O Roubo das Almas: Salazar, a Igreja e os Totalitarismos (1930-1939)
Valentim Alexandre, O Roubo das Almas. Salazar, a Igreja e os Totalitarismos
(1930-1939), Lisboa, Dom Quixote, 2006, 464 páginas.
Até há relativamente pouco tempo, o nome de Valentim Alexandre surgia sobretudo
associado à temática da questão colonial portuguesa, com especial referência
para o período oitocentista. O fim do império brasileiro e a reorientação do
foco expansionista português para África, as polémicas em torno da abolição do
tráfico negreiro, os debates e as correntes ideológicas relacionadas om o surto
imperial de finais do século xix, constituíam o seu terreno de investigação
preferencial. Obras como Os Sentidos do Império (1993), o Império Africano,
1825-1890(1998), assim como os seus capítulos no 4.º volume da História da
Expansão Portuguesa, dirigida por Francisco Bethencourt e Kirti Chaudhuri
(1998), impuseram-se como marcos fundamentais para qualquer estudioso do
moderno colonialismo português o mesmo se podendo dizer das suas trocas de
argumentos com Pedro Lains e João Pedro Marques em revistas como a Penélope em
torno de algumas das problemáticas atrás referidas.

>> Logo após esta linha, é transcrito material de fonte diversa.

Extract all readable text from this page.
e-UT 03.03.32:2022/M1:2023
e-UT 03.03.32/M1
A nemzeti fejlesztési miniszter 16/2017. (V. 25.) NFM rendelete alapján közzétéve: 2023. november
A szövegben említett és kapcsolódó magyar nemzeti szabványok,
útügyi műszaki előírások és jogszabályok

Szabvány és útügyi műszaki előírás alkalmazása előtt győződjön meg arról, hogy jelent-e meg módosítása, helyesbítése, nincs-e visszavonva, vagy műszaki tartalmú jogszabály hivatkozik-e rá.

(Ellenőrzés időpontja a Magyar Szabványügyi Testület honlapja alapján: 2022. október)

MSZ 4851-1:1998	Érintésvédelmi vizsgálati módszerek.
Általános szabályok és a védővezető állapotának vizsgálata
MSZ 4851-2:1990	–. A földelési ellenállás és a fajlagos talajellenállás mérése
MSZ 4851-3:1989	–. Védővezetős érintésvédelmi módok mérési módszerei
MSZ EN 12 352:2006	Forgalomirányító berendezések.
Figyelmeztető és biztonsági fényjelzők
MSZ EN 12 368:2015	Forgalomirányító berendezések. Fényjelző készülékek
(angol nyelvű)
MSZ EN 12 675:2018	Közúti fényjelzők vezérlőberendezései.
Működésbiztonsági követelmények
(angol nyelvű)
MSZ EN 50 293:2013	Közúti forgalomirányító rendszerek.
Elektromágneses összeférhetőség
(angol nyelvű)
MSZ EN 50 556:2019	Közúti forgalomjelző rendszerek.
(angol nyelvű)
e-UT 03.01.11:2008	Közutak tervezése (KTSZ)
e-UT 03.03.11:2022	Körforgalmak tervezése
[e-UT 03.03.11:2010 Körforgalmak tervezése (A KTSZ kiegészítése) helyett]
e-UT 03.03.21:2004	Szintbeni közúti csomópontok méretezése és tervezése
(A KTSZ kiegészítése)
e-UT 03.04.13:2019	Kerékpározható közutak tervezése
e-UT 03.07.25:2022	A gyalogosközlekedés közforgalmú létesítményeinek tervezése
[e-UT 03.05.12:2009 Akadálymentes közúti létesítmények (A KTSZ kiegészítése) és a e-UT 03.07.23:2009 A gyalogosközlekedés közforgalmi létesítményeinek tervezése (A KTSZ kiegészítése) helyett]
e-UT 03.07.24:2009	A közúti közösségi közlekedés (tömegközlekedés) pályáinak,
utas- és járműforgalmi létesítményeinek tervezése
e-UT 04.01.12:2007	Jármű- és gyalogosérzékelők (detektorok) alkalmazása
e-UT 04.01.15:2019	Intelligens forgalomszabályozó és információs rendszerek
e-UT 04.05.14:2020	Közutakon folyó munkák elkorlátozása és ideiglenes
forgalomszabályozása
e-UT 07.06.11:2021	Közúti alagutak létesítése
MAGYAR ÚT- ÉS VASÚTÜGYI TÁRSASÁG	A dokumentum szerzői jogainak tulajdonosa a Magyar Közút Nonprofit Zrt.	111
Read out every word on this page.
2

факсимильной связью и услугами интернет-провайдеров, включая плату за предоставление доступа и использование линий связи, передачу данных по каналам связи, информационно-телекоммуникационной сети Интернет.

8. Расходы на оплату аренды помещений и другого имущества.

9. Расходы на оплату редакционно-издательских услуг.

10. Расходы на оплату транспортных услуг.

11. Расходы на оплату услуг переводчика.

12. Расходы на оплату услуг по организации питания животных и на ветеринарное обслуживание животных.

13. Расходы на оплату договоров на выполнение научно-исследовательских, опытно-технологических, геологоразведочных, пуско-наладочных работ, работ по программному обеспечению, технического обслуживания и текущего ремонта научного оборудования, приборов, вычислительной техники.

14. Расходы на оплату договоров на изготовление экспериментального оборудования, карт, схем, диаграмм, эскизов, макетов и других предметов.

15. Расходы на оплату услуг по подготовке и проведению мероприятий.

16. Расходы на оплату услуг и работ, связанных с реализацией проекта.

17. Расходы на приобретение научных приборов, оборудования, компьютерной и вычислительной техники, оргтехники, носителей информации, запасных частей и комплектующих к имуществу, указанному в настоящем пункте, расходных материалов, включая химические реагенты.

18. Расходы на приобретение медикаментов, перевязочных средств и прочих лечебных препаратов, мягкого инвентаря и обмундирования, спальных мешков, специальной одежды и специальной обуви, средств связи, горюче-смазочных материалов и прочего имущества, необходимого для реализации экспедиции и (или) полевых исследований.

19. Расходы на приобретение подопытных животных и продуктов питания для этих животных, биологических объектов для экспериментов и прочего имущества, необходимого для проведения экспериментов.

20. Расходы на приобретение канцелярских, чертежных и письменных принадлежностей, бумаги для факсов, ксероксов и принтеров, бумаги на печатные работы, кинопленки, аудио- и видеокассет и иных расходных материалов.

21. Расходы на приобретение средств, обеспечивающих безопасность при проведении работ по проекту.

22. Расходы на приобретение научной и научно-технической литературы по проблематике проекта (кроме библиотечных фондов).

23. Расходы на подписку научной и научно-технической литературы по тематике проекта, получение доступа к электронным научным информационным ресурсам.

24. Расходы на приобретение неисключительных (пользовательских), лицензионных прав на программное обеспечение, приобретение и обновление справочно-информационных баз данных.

Mais recentemente, Alexandre tem vindo a alargar o âmbito das suas pesquisas ao
século xx, designadamente ao estudo da questão colonial durante o Estado Novo.
Foi, por exemplo, um dos primeiros autores a chamar a atenção para o papel da
crise colonial na derrocada da I República e na afirmação da supremacia de
Salazar no interior da ditadura; por outro lado, é de salientar o seu papel
pioneiro na contextualização dos discursos mais marcantes do imaginário
colonial português ao longo dos vários regimes políticos do século xx.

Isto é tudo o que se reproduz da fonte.